そして、魔王様にどうやって連絡を取ろうか考えていたら、また勝手な魔王様に振り回されることになる。

婚約破棄が実行された日の夜、眠りについてしまいそうな時刻だった。

それは、悪役令嬢になるはずだったオフィーリアの元へ忍び寄る気配。

それを感じた女神は急いで彼女の様子を確認した。


すると、連絡を取ろうとしていた相手である魔王が、あろうことか、彼女の前に姿を現していた。

そして、魔王が行動を起こした。

この世界から彼女が解き放たれることを待っていた魔王様の行動力に、女神は驚き、でも…諦めもした。
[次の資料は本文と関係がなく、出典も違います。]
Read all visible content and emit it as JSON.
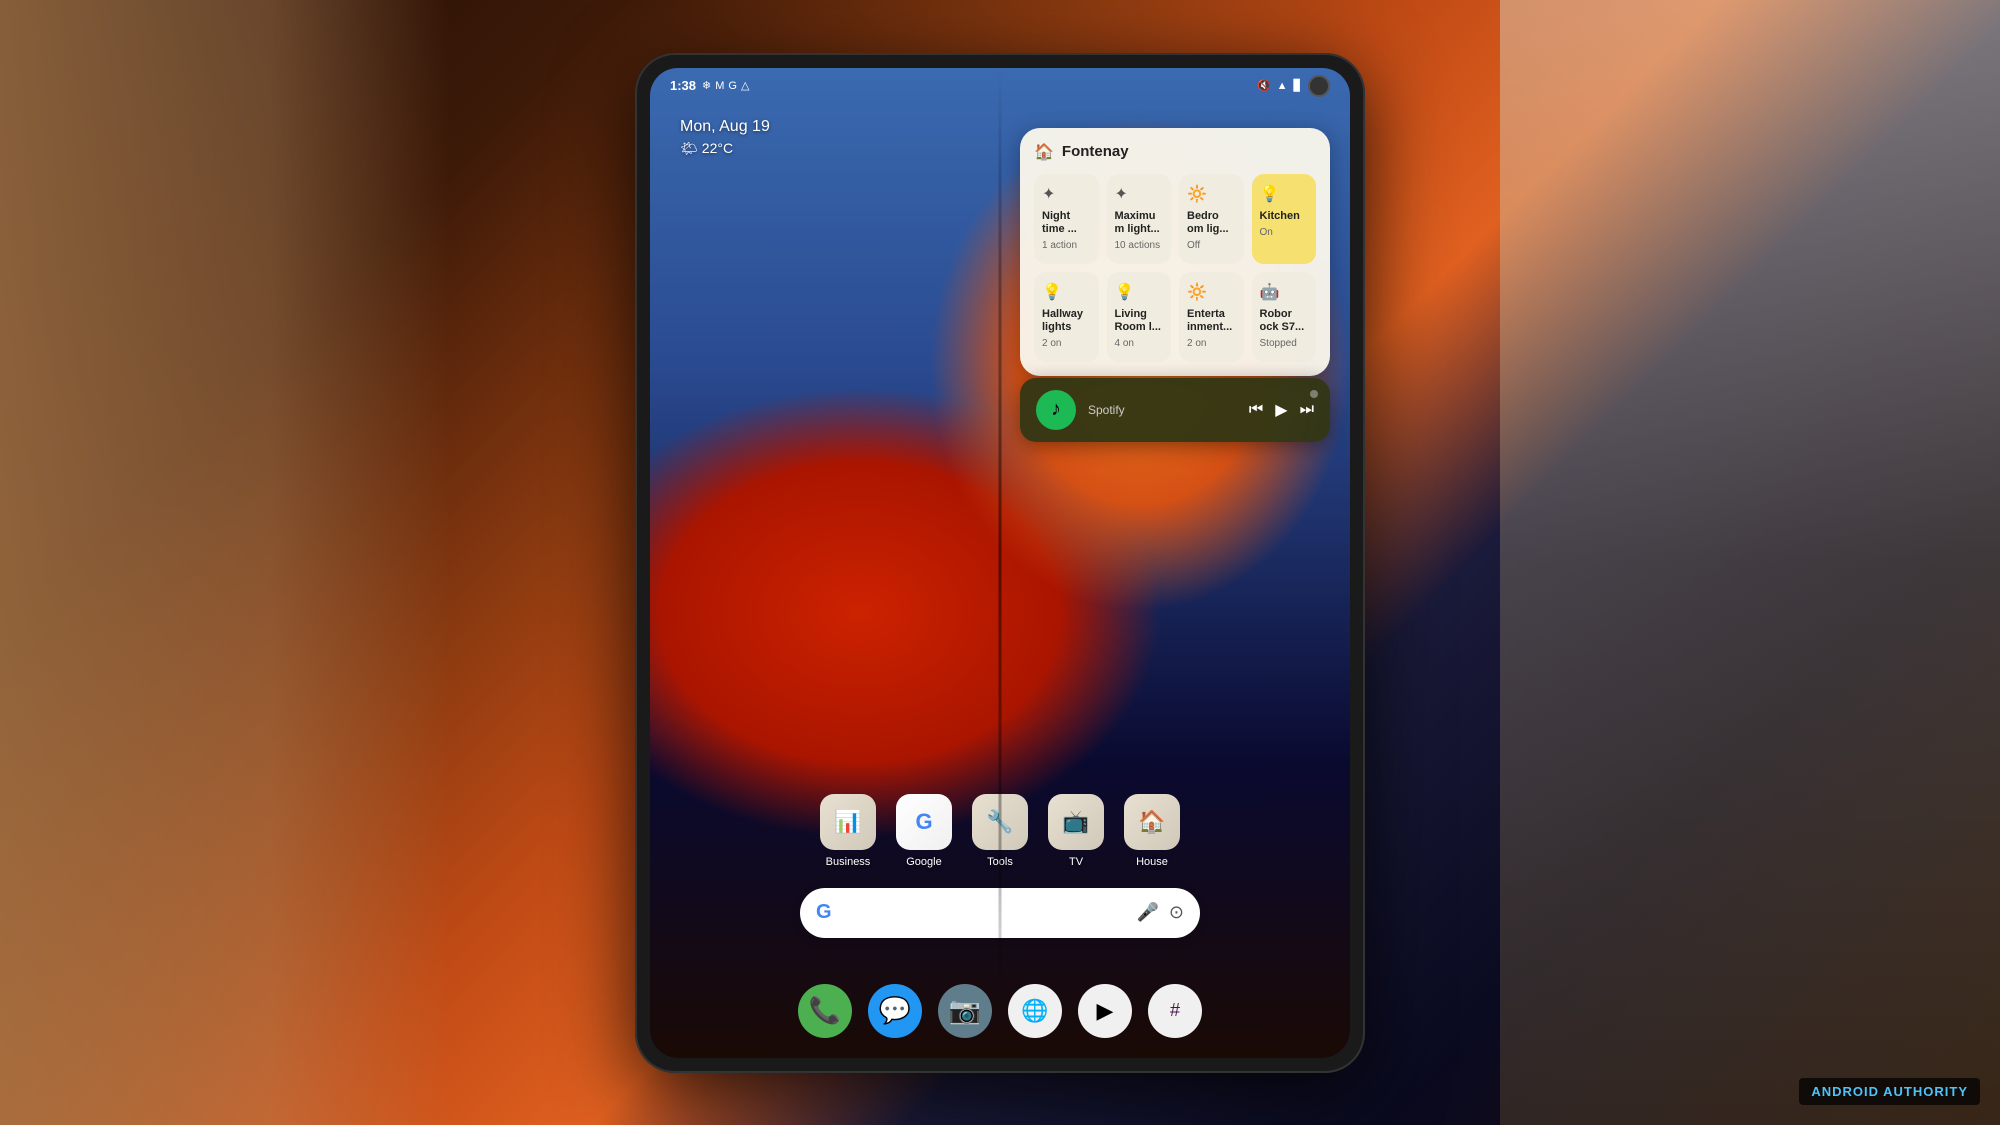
{
  "background": {
    "description": "Android phone held in hand, colorful geometric wallpaper"
  },
  "status_bar": {
    "time": "1:38",
    "icons": [
      "snowflake",
      "M",
      "G",
      "location"
    ],
    "right_icons": [
      "mute",
      "wifi",
      "battery"
    ]
  },
  "date_weather": {
    "date": "Mon, Aug 19",
    "weather_icon": "🌤",
    "temperature": "22°C"
  },
  "smart_home_widget": {
    "title": "Fontenay",
    "tiles": [
      {
        "icon": "✦",
        "name": "Night time ...",
        "status": "1 action",
        "active": false
      },
      {
        "icon": "✦",
        "name": "Maximu m light...",
        "status": "10 actions",
        "active": false
      },
      {
        "icon": "🔆",
        "name": "Bedro om lig...",
        "status": "Off",
        "active": false
      },
      {
        "icon": "💡",
        "name": "Kitchen",
        "status": "On",
        "active": true
      },
      {
        "icon": "💡",
        "name": "Hallway lights",
        "status": "2 on",
        "active": false
      },
      {
        "icon": "💡",
        "name": "Living Room l...",
        "status": "4 on",
        "active": false
      },
      {
        "icon": "🔆",
        "name": "Enterta inment...",
        "status": "2 on",
        "active": false
      },
      {
        "icon": "🤖",
        "name": "Robor ock S7...",
        "status": "Stopped",
        "active": false
      }
    ]
  },
  "spotify_widget": {
    "app_name": "Spotify",
    "controls": [
      "prev",
      "play",
      "next"
    ]
  },
  "app_icons": [
    {
      "name": "Business",
      "emoji": "📊",
      "color": "business"
    },
    {
      "name": "Google",
      "emoji": "G",
      "color": "google"
    },
    {
      "name": "Tools",
      "emoji": "🔧",
      "color": "tools"
    },
    {
      "name": "TV",
      "emoji": "📺",
      "color": "tv"
    },
    {
      "name": "House",
      "emoji": "🏠",
      "color": "house"
    }
  ],
  "search_bar": {
    "placeholder": "",
    "g_colors": [
      "blue",
      "red",
      "yellow",
      "blue",
      "green",
      "red"
    ]
  },
  "dock_apps": [
    {
      "name": "Phone",
      "emoji": "📞",
      "color": "dock-phone"
    },
    {
      "name": "Messages",
      "emoji": "💬",
      "color": "dock-msg"
    },
    {
      "name": "Camera",
      "emoji": "📷",
      "color": "dock-camera"
    },
    {
      "name": "Chrome",
      "emoji": "⚪",
      "color": "dock-chrome"
    },
    {
      "name": "Play Store",
      "emoji": "▶",
      "color": "dock-play"
    },
    {
      "name": "Slack",
      "emoji": "#",
      "color": "dock-slack"
    }
  ],
  "watermark": {
    "brand": "ANDROID",
    "suffix": "AUTHORITY"
  }
}
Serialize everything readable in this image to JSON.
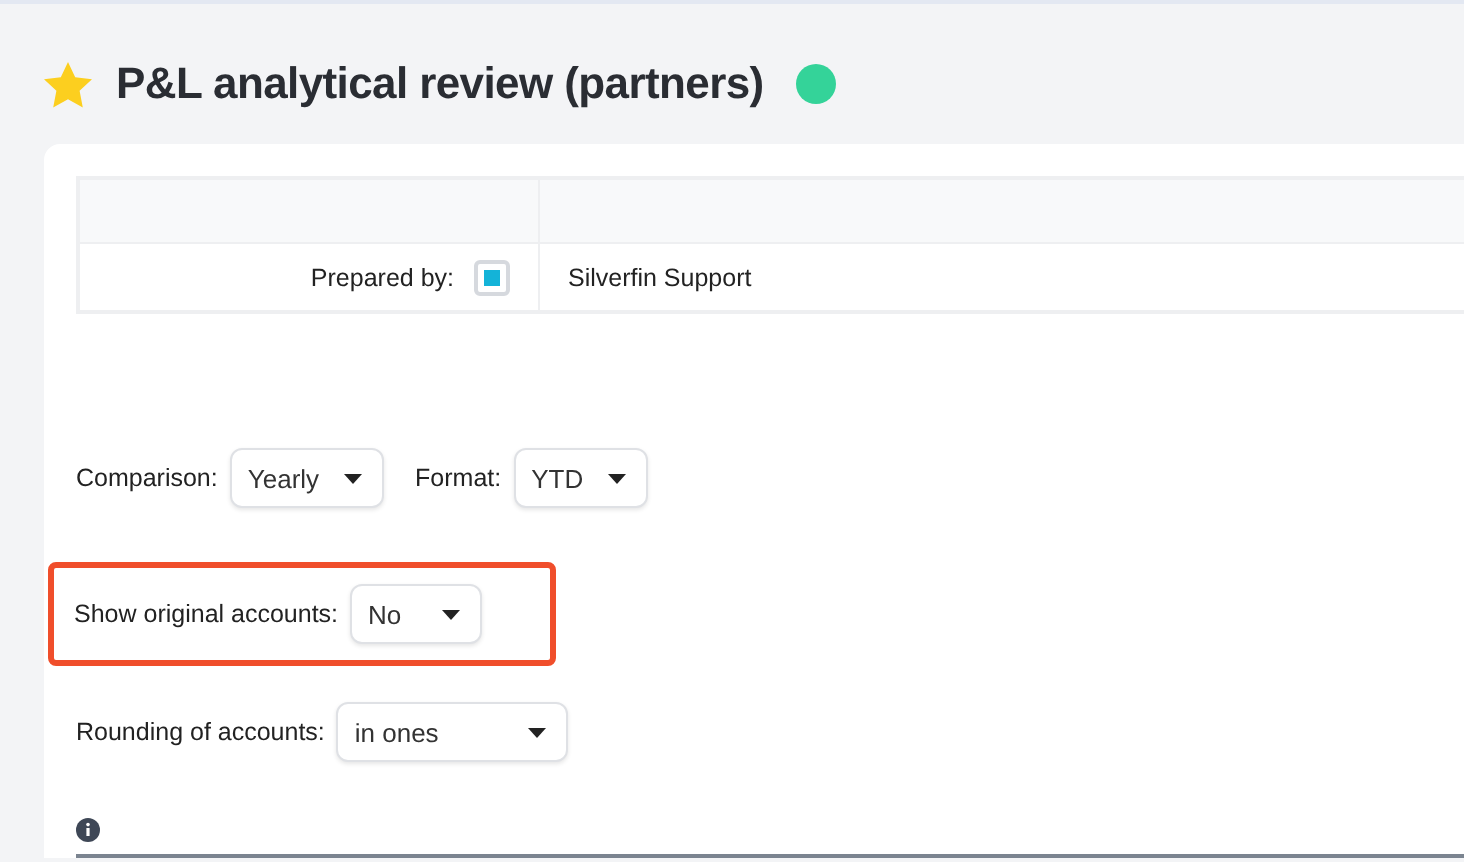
{
  "title": {
    "text": "P&L analytical review (partners)",
    "starred": true,
    "status": {
      "color": "#34d399"
    }
  },
  "table": {
    "rows": [
      {
        "label": "Prepared by:",
        "checked": true,
        "value": "Silverfin Support"
      }
    ]
  },
  "options": [
    {
      "label": "Comparison:",
      "value": "Yearly",
      "highlighted": false
    },
    {
      "label": "Format:",
      "value": "YTD",
      "highlighted": false
    },
    {
      "label": "Show original accounts:",
      "value": "No",
      "highlighted": true
    },
    {
      "label": "Rounding of accounts:",
      "value": "in ones",
      "highlighted": false
    }
  ]
}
こんな…当日に現れるなんて…と、溺愛って怖いわねと考えていた次の瞬間、女神は彼女が連れ去られるのを見てしまった。


あ!

また勝手に!

あーあ、もう連れて行っちゃった。

これは…、

女神が手を出せるもんじゃないもの。

だよね?

もう、知らない。

私じゃどうしようも無いもの。


オフィーリアさん、どうにか幸せになって!

一応、あなたの大事な家族のことはこれからも見守るからね。


女神は、キミワタの世界から連れ去られた悪役令嬢になるはずだったオフィーリアの幸せを願うしか無かった。


「今後のことは魔王様には口出し出来ないし…。

あんなに溺愛しているんだもの。

きっと愛されて幸せになるはずよね。

…でも、まぁ、全て終わったし、私お疲れ様!ってお祝いしてもいいよね?」


のんきな女神は1人、初めての達成感に祝杯をあげていた。